The Sidi Gaber Misdemeanours Court in Alexandria sentenced 14 members of the “7 am Movement” formed after Morsi's removal on July 3 to 11 years in prison. Seven minors aged 15-17 were remanded to a youth facility for 11 years.
The court ruling states that on October 31 2013 members of the 7 am Movement — so called because its members protested in the early morning — assembled on a street in Alexandria where they blocked traffic and threw stones at passersby, resulting in damage to the entrance of a residential building and endangering human life.

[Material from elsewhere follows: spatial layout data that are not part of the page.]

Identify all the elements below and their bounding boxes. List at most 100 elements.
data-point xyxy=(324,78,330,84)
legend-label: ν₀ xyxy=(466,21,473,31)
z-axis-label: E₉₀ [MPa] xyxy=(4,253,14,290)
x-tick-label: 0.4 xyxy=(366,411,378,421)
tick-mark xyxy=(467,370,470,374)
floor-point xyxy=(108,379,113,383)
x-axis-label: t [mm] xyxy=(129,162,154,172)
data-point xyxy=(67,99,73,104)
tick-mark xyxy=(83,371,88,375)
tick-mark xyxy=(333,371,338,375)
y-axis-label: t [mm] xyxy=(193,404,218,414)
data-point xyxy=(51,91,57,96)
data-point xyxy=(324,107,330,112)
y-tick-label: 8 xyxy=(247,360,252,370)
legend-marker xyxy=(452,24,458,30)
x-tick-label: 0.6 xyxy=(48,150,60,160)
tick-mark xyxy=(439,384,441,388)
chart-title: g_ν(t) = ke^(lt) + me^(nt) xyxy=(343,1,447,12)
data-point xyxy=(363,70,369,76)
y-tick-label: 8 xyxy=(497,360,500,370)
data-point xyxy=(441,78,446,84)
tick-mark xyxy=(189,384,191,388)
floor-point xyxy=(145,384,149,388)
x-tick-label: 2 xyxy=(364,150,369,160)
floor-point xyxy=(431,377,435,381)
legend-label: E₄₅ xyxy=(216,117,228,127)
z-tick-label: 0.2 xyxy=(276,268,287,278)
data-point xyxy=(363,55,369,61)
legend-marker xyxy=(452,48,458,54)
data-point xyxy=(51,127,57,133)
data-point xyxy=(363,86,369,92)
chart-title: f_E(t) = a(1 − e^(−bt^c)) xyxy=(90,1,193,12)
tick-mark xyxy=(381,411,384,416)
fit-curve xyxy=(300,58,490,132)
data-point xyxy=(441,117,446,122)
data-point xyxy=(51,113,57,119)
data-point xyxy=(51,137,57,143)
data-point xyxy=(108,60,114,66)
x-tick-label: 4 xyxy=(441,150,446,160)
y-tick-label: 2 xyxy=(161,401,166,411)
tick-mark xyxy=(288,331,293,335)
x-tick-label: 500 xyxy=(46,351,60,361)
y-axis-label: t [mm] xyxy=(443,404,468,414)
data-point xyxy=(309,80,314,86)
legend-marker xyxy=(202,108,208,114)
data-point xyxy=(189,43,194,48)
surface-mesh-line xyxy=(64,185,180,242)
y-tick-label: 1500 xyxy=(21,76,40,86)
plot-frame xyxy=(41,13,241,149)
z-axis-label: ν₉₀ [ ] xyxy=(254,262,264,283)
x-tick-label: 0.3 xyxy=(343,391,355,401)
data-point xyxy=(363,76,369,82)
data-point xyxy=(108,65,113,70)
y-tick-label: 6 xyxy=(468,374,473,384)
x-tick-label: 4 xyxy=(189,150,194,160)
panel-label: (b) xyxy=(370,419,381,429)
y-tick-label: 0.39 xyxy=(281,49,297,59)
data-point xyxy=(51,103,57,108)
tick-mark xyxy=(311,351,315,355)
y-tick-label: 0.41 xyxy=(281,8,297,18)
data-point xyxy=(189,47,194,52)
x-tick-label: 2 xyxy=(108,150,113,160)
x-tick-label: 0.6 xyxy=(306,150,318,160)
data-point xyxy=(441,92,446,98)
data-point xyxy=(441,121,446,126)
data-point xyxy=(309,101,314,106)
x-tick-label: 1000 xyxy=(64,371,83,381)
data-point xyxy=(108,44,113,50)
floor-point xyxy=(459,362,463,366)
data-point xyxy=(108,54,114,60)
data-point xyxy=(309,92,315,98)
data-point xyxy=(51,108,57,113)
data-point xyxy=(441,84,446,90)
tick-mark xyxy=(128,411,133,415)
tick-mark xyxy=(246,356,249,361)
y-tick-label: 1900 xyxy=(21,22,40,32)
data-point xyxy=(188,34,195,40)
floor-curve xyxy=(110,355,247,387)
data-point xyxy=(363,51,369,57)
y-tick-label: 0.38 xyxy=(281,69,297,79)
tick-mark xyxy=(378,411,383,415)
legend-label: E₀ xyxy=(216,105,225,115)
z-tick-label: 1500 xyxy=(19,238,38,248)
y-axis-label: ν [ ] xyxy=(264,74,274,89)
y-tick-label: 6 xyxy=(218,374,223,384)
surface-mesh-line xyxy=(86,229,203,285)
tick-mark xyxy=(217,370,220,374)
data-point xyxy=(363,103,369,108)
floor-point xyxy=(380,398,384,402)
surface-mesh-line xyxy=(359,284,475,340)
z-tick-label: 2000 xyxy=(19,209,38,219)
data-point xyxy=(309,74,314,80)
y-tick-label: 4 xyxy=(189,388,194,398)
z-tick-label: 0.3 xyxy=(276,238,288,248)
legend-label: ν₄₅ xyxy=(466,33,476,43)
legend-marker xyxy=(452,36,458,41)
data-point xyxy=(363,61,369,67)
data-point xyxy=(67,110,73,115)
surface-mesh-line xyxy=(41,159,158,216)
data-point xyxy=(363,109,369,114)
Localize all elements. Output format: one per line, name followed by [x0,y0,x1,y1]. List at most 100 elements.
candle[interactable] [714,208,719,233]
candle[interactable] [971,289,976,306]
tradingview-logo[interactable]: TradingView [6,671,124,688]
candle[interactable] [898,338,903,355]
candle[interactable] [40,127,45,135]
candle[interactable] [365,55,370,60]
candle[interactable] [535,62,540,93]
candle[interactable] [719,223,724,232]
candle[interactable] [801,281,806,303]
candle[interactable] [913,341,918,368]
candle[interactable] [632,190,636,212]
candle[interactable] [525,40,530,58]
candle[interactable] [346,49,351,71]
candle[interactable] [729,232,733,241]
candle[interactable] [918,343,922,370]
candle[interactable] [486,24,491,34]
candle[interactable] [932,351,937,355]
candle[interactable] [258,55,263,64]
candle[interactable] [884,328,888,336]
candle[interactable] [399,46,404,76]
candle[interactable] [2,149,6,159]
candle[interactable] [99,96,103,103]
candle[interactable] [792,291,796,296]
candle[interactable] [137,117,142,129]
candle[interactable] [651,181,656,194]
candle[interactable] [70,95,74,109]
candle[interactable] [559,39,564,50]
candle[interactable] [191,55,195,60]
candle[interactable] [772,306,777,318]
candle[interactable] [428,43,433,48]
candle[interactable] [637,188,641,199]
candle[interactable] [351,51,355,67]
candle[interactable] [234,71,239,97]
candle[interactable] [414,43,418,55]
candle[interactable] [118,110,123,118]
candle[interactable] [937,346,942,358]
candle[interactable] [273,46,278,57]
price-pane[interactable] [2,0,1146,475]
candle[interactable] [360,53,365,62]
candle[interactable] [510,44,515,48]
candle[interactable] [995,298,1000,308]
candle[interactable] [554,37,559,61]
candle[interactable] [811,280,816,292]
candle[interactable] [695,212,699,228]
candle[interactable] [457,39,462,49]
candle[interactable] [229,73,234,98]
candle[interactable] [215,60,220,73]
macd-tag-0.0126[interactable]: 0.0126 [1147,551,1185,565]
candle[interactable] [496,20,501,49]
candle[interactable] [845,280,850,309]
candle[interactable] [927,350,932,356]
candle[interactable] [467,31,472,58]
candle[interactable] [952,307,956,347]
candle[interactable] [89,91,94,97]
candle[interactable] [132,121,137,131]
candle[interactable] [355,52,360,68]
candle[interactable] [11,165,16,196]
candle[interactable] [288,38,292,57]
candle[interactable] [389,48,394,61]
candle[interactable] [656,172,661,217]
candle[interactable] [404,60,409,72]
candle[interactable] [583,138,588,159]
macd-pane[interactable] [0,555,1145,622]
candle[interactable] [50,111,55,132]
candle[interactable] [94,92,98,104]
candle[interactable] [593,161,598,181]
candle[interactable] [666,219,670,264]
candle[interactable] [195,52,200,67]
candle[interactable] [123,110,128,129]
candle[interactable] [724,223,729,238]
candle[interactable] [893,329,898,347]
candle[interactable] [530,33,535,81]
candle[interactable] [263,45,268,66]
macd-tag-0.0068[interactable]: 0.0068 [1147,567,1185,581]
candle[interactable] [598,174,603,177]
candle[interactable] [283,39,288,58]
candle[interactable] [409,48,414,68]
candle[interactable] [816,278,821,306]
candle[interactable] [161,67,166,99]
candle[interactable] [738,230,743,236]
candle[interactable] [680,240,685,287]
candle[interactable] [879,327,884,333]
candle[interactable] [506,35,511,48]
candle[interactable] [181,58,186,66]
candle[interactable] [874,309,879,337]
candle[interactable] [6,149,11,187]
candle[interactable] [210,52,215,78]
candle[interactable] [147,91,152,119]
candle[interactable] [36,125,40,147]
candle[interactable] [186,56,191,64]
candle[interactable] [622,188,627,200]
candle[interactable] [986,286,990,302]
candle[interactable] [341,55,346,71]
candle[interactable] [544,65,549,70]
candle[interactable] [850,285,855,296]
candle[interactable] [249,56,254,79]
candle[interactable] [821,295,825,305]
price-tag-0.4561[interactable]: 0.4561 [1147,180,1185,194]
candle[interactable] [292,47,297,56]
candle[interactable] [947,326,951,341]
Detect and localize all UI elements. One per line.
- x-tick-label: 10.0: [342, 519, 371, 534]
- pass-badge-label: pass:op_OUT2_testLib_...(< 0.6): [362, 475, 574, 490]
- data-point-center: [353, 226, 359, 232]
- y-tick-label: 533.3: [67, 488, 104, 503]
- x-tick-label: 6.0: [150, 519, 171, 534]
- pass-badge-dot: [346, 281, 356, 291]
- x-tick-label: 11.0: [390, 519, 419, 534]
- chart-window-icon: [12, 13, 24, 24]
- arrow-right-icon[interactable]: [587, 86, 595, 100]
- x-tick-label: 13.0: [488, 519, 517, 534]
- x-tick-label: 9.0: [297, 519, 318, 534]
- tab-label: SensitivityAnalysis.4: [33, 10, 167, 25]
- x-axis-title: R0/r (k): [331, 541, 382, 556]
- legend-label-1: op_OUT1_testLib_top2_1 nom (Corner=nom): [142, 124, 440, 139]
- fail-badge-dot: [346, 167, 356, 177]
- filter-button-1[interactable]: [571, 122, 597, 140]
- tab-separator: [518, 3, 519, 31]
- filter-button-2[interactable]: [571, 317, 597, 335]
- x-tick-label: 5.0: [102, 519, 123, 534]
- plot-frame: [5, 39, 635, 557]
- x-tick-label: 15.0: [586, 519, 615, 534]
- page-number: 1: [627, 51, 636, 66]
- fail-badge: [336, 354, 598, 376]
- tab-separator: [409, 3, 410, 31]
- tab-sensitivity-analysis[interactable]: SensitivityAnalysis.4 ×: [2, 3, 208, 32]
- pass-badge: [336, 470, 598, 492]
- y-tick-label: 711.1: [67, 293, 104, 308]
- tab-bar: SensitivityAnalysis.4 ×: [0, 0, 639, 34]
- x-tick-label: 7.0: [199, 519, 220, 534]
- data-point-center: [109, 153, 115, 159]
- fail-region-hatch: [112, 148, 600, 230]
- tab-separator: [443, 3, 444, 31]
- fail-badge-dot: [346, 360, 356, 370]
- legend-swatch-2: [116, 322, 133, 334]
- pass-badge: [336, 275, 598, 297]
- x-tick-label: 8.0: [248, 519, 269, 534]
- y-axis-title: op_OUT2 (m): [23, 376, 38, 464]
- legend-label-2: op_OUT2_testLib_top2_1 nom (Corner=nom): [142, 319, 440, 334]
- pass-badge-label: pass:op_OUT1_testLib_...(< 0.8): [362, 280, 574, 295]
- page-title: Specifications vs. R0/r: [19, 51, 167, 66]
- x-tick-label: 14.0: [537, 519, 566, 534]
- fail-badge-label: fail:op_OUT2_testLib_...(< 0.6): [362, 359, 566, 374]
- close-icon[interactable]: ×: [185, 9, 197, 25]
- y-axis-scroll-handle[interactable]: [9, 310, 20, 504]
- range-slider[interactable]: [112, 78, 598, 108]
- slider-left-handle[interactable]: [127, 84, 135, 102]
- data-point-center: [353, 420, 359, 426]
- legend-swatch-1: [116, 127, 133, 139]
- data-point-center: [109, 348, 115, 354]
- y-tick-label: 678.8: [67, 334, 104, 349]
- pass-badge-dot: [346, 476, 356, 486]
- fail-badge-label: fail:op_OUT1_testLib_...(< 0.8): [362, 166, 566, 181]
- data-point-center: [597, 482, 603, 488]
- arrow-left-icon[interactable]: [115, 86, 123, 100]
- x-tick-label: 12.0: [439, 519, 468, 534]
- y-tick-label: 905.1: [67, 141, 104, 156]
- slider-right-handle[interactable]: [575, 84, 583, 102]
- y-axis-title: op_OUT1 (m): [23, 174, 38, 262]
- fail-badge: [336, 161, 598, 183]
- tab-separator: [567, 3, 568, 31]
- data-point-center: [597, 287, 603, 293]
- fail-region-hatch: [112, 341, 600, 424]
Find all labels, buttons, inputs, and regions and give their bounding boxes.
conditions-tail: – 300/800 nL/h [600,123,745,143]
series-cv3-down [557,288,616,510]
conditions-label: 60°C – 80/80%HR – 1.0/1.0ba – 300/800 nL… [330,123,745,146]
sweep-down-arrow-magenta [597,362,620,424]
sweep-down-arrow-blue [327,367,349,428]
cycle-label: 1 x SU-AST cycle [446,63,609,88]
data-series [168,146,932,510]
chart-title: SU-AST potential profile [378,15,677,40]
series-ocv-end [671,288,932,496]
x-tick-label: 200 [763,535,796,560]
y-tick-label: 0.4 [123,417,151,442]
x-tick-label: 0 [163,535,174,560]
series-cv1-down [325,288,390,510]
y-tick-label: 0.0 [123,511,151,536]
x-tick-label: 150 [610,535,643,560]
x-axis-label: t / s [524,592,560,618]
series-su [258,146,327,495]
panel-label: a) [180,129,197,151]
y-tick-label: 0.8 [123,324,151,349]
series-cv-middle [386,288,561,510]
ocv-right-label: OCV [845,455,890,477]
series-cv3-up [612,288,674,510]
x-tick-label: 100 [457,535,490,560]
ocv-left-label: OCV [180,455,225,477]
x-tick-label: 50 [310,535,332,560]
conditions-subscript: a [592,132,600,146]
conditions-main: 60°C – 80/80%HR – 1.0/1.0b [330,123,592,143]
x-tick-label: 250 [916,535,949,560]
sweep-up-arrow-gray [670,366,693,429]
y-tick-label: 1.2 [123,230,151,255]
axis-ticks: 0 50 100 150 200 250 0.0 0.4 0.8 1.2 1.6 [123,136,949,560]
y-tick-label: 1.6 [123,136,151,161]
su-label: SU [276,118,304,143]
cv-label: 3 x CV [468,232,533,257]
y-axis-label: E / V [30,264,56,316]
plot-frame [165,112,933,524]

Twenty-one of the group apprehended were charged with illegal assembly, thuggery, vandalism of private property and possession of objects intended to be used to attack civilians. Seven men, currently at large, were accused of inciting the female defendants to commit these crimes.
The adult defendants were handed down a sentence of six years for illegal assembly, four years for thuggery, one month for vandalism and a one month suspended sentence and fine of LE500 for possession of objects intended to be used to attack civilians.
The male defendants were convicted in absentia and sentenced to six years imprisonment.
There has been widespread condemnation of the sentences, which in some quarters are viewed as disproportionate and politically driven.
Former member of parliament Mostafa al-Naggar said on his Twitter account that the sentences amount to the “suicide of justice in Egypt.”
“Anyone with an active conscience, or with any semblance of human conscience left, will not be able to sleep at night as long as he sees injustice towards girls behind bars," al-Naggar said.
In a statement issued Wednesday Nader Bakkar, a member of the Salafi Nour Party questioned why the group had been convicted while “criminals who admit to throwing molotov cocktails at the armed forces” escape justice. Bakkar asked, “whether protesting has itself become a crime.”
Ahmed Abdel-Hamid, a member of Al-Dawaa Al-Salafeyya and member of the dissolved Shura Council said that the verdict “is a return to the era of dark repression” and threatens to “increase tension in the street.”
Azawi Ali Azawi, spokesperson for the National Salvation Front, a coalition of liberal groups called via Twitter for the women's release and said that the verdicts are “unbefitting of revolutionary Egypt.”
Nasserist and former presidential candidate Hamdeen Sabbahi called on interim president Adly Mansour to pardon the group.